I once had a fully chocolate KitKat (two fingers only though).
Kate, UK

What I learnt from this graph is that being at work is a greater motivator for logging in to a news website than all but about 3 stories a year.
Michael, Edinburgh, UK

Paper Monitor

12:55 UK time, Monday, 19 December 2011

A service highlighting the riches of the daily press.

'Tis the season to be jolly, but most stories in today's papers are more "ho hum" than "ho, ho, ho." But thanks to the Daily Mail photographs from what has been described as the "best television moment of 2011" .

For those who missed it, that moment was the one when Bruce Forsyth tried to evict McFly band members from the Strictly stage on Saturday night.

Minutes after McFly drummer Harry Judd was crowned King of the Ballroom, his pals leapt onto the stage to congratulate him.
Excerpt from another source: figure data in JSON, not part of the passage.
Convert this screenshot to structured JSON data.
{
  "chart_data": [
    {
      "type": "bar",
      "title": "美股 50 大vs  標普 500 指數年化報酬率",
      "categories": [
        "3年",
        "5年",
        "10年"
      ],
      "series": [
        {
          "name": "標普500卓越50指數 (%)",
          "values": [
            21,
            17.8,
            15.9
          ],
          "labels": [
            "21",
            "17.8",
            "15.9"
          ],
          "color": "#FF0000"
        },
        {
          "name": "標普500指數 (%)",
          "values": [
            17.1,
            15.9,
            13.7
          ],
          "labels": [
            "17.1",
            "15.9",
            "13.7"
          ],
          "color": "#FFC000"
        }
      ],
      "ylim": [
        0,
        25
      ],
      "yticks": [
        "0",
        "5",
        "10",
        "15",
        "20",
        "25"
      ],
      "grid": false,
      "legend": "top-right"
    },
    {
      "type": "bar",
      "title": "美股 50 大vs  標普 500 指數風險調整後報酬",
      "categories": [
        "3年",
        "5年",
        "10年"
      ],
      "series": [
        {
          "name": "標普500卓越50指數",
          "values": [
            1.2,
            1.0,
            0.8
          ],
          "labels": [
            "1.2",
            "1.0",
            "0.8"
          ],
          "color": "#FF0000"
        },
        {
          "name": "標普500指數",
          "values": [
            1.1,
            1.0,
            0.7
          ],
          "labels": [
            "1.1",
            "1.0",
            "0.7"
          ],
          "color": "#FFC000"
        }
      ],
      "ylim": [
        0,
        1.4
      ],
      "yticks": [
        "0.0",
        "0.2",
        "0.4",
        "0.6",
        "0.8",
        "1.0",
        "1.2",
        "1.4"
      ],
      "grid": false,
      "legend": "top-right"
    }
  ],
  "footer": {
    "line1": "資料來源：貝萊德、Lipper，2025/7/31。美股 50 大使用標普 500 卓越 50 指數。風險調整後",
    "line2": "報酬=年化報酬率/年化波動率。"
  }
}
The newspaper suggests that a visibly flustered Sir Bruce, mistaking the lads for troublemakers, tries to bring the show back into order by issuing them with their "marching orders". Picture four shows him shooing them back to their seats, with the caption reprinting a later tweet from one of the band mates: "Ha ha! Baited Bruce".

The paper quotes a friend of Sir Bruce's saying that, ever the pro, he was simply ensuring that the live programme simply ended "at the right moment".
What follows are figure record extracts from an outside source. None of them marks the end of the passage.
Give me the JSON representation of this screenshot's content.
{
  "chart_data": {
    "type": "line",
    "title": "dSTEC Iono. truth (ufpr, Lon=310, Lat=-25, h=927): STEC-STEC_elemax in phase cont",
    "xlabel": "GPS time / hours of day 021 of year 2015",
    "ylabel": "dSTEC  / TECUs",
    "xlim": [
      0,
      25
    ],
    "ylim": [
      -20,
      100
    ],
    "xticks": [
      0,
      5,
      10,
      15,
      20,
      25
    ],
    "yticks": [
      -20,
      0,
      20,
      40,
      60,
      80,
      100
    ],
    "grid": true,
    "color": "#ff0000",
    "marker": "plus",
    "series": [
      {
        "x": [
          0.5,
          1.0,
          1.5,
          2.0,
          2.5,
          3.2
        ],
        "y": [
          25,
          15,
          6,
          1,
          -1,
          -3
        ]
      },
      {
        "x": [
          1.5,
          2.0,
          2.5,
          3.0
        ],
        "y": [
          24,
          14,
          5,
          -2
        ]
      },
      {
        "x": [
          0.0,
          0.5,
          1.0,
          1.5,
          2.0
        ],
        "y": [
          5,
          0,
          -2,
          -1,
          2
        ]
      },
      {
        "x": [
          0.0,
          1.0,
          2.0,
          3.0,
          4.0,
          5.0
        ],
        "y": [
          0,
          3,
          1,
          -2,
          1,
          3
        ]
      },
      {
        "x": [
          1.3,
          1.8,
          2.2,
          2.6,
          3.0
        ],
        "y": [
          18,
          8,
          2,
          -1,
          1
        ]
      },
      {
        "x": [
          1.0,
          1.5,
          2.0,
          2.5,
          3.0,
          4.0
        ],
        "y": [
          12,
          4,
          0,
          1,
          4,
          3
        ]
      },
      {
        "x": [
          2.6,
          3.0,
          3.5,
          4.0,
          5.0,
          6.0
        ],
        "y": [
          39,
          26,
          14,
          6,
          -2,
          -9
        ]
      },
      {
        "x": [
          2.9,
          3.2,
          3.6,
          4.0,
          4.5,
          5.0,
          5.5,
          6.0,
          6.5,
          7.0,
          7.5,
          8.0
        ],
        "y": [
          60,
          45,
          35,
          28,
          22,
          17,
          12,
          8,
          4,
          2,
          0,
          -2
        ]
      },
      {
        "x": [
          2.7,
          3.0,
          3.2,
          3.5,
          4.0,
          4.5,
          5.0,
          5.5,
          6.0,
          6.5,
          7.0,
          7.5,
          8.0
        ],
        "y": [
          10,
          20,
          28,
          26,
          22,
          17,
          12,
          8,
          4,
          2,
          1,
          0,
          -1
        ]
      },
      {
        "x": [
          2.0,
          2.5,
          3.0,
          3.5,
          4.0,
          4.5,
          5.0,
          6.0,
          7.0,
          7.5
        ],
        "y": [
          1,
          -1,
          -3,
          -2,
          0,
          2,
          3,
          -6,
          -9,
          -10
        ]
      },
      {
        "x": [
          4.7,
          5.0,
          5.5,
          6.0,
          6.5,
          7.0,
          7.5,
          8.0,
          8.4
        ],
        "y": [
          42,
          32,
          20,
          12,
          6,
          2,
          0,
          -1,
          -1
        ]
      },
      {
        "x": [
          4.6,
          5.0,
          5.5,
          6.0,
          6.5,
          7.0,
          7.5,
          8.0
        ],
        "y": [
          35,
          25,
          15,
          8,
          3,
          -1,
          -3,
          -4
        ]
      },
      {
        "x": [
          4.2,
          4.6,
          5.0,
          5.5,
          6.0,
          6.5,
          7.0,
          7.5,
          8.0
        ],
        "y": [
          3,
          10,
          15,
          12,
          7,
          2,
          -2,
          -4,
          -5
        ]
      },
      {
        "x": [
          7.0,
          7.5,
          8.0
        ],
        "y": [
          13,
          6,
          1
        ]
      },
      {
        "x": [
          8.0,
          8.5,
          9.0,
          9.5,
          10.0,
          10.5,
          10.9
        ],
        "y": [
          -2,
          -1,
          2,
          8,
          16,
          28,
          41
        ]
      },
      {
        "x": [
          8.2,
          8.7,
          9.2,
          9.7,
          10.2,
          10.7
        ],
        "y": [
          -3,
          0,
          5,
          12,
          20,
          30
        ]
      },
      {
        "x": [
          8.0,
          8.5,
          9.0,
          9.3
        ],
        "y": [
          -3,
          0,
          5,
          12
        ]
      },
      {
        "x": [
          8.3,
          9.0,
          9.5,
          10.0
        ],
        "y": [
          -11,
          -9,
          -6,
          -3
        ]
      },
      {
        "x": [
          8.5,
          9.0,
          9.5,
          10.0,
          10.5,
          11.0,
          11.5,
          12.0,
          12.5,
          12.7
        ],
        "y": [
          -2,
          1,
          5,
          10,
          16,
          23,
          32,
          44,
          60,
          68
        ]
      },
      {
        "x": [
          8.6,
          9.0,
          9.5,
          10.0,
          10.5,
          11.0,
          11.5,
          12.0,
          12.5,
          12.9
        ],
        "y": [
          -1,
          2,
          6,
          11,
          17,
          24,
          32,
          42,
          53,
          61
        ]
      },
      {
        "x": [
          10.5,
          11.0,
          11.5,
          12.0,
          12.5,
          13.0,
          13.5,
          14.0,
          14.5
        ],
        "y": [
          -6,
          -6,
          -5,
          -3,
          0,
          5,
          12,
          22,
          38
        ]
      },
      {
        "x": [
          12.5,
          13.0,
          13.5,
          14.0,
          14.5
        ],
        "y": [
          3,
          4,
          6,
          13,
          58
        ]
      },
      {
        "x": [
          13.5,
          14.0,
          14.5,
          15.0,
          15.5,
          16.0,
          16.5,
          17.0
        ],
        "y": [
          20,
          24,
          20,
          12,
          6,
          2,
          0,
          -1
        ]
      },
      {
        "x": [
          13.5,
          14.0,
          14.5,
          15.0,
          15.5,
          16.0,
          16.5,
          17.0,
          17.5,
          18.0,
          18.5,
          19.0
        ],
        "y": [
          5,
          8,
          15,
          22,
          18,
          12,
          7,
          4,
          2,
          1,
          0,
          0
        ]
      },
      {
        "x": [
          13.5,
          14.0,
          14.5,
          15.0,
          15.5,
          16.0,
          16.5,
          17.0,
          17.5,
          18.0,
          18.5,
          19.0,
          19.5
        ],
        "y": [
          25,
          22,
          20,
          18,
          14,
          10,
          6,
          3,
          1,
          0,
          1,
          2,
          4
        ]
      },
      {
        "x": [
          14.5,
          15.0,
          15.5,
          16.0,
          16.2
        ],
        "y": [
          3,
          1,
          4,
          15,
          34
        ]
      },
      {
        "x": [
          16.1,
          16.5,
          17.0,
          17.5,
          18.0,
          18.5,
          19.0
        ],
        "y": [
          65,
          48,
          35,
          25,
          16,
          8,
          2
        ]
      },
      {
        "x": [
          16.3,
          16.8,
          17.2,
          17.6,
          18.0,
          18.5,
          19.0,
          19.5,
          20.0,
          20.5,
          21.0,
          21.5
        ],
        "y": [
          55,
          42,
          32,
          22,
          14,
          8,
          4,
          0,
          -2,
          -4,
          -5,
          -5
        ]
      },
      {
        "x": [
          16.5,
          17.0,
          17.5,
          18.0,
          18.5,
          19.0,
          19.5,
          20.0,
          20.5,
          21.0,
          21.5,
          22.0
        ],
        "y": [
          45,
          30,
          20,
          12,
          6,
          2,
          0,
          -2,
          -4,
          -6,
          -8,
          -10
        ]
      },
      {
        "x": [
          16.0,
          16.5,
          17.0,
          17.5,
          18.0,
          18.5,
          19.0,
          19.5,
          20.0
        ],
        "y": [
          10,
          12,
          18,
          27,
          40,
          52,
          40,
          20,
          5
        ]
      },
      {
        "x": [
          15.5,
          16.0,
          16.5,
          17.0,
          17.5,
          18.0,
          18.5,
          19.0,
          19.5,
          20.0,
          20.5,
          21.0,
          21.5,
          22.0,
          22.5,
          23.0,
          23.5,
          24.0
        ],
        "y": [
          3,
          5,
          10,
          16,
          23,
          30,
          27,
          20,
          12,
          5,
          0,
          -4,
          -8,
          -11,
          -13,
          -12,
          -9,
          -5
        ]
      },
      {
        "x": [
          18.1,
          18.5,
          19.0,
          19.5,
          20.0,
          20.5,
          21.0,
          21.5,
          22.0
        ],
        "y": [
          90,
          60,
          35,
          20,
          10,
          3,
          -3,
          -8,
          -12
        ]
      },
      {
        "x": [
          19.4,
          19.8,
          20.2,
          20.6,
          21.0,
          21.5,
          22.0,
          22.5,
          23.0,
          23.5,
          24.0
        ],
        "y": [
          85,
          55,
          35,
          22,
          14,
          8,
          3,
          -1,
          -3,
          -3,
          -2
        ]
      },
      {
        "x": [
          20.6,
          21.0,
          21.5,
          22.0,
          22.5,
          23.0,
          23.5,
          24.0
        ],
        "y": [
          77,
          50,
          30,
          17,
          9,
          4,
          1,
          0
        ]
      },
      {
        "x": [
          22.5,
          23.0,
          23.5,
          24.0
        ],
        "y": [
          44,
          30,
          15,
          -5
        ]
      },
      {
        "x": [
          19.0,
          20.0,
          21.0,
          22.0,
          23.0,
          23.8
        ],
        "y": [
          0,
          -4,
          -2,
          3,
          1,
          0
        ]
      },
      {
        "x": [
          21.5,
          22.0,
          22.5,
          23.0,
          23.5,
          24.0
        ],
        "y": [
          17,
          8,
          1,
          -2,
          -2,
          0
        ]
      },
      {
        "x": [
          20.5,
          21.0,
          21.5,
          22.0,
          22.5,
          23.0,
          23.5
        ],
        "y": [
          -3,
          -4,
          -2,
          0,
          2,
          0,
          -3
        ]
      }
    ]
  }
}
"It was great they came on but he had to get rid of them to make sure it finished on time. He wasn't angry, he was just doing his job."

Over in the Sunwe learn that Sir Bruce had apparently swiped the lads with is cue cards.

McFly singer Danny Jones, recounting the moment, is quoted as saying that an "alarmed" looking Sir Bruce, "must have thought we were streakers".

A word of advice to anyone considering trying to get the better of Bruce. Not for nothing is one of his catchphrases, "I'm in charge".